Abstract
Objective
The liver plays a central role in lipid metabolism. During fasting and feeding, the fatty acid trafficking between adipose tissue and liver induces accumulation and dissociation of dynamic hepatic lipid droplets (LDs). Herein, we established an intravital 2-photon imaging technique to longitudinally visualize the dynamic in vivo alteration of hepatic LD deposition during fasting and refeeding in the liver of live mouse.
Methods
Intravital 2-photon imaging of liver was performed to observe hepatic LD alteration induced by fasting for different periods of time, 12, 24, and 48 hours followed by refeeding. Hepatic LDs were fluorescently labelled in vivo by intravenous injection of Seoul-Flour 44 and visualized by custom-built intravital 2-photon microscope.
Results
Significant increases of the number and size of hepatic LDs were observed by intravital 2-photon imaging of the liver after 12 hours of fasting. The degree of hepatic LD accumulation continuously increased with fasting up to 48 hours. Remarkably, with refeeding for 24 hours, the hepatic LDs accumulated by fasting were fully dissociated and the LD occupancy in the liver was recovered to the normal state.
Conclusion
Utilizing intravital 2-photon microscope with in vivo systemic fluorescent labeling of LD in live mice, dynamic alterations of hepatic LDs such as accumulation and dissociation by fasting and refeeding were successfully visualized at a subcellular level in vivo. The established method enabling the in vivo visualization of LDs will be a useful tool to investigate the pathophysiology of various diseases associated with dysregulated lipid metabolism.
Keywords: Intravital microscopy, Multiphoton microscopy, Lipid droplets, Fasting
INTRODUCTION
The liver is the central organ regulating systemic lipid metabolism affected by nutrient availability and energy demand.1 During the fed state, the liver uptakes dietary free fatty acids (FAs) and converts FAs to triglycerides (TGs), which can be secreted into plasma as constituents of very low-density lipoproteins. Under a fasting state, the reduced insulin level stimulates lipolysis in adipose tissue, which leads to a release of free FAs into blood circulation. Released FAs serves as an energy source to the liver, muscle, and heart. In the liver, excessive influx of FAs cause esterification of FAs into TGs in hepatocytes for storage in the form of lipid droplets (LDs).
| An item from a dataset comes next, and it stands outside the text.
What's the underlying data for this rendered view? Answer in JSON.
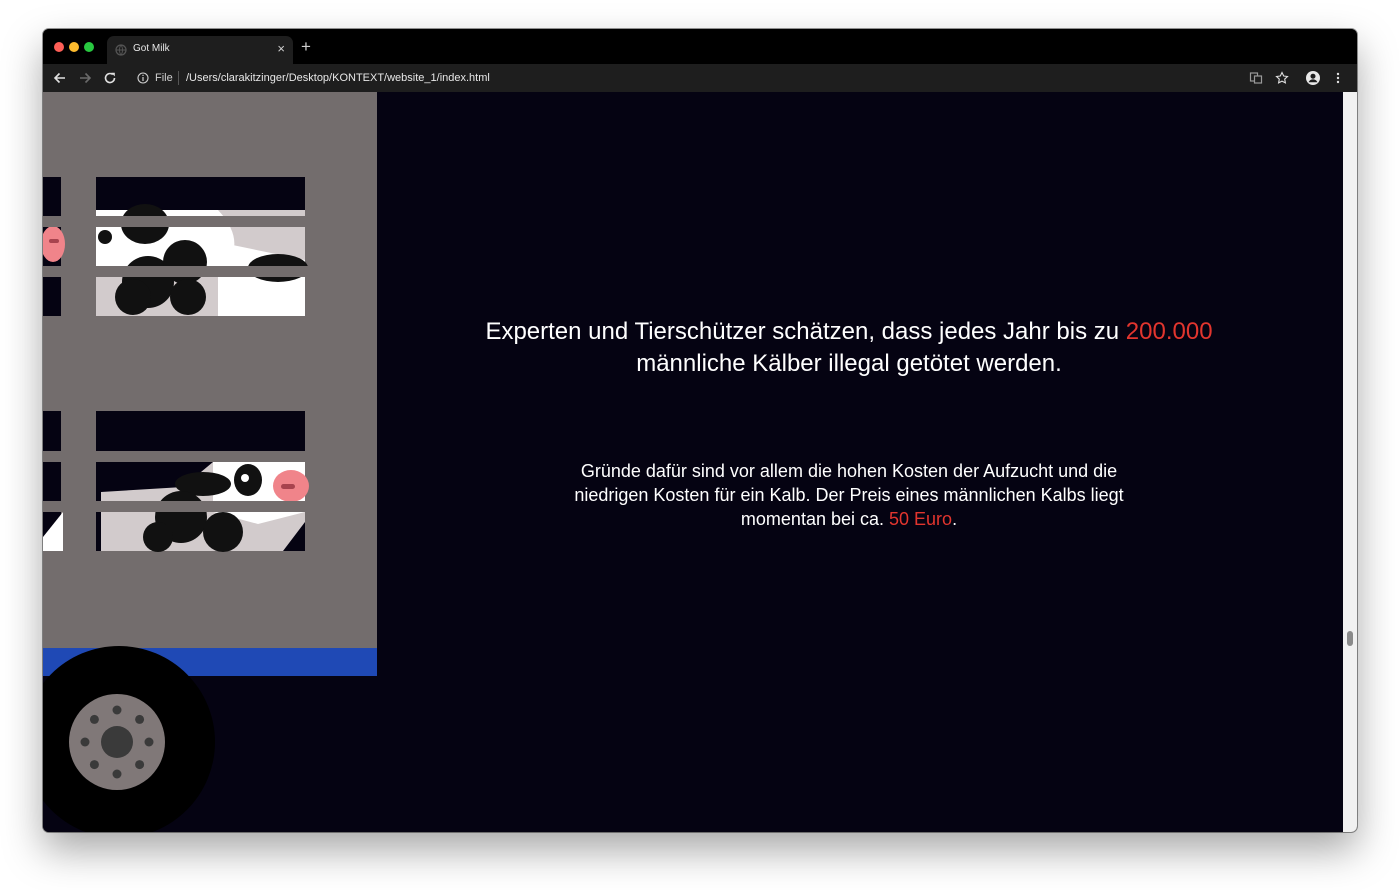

To observe changes in hepatic LD accumulation in a fasted or refeeding state, previous lipid studies2,3,4,5,6 have mostly relied on conventional histological analysis techniques such as hematoxylin and eosin staining or oil-red O staining of dissected liver tissue from animal models. However, these approaches have provided only cross-sectional information of LD deposition at a single time point, limiting the observation of dynamic change of hepatic LDs during fasting and refeeding.
Intravital microscopy has been actively utilized for in vivo observation of dynamic biological phenomena within various tissues in living organisms.7,8,9,10,11,12,13 Notably, liver function and various cellular-level dynamics in the hepatic microenvironment have been visualized by intravital 2-photon imaging.14,15 Nonetheless, high-resolution subcellular-level in vivo visualization of hepatic LD dynamics longitudinally in the same mice with intravital 2-photon microscopy has remained a technically challenging task.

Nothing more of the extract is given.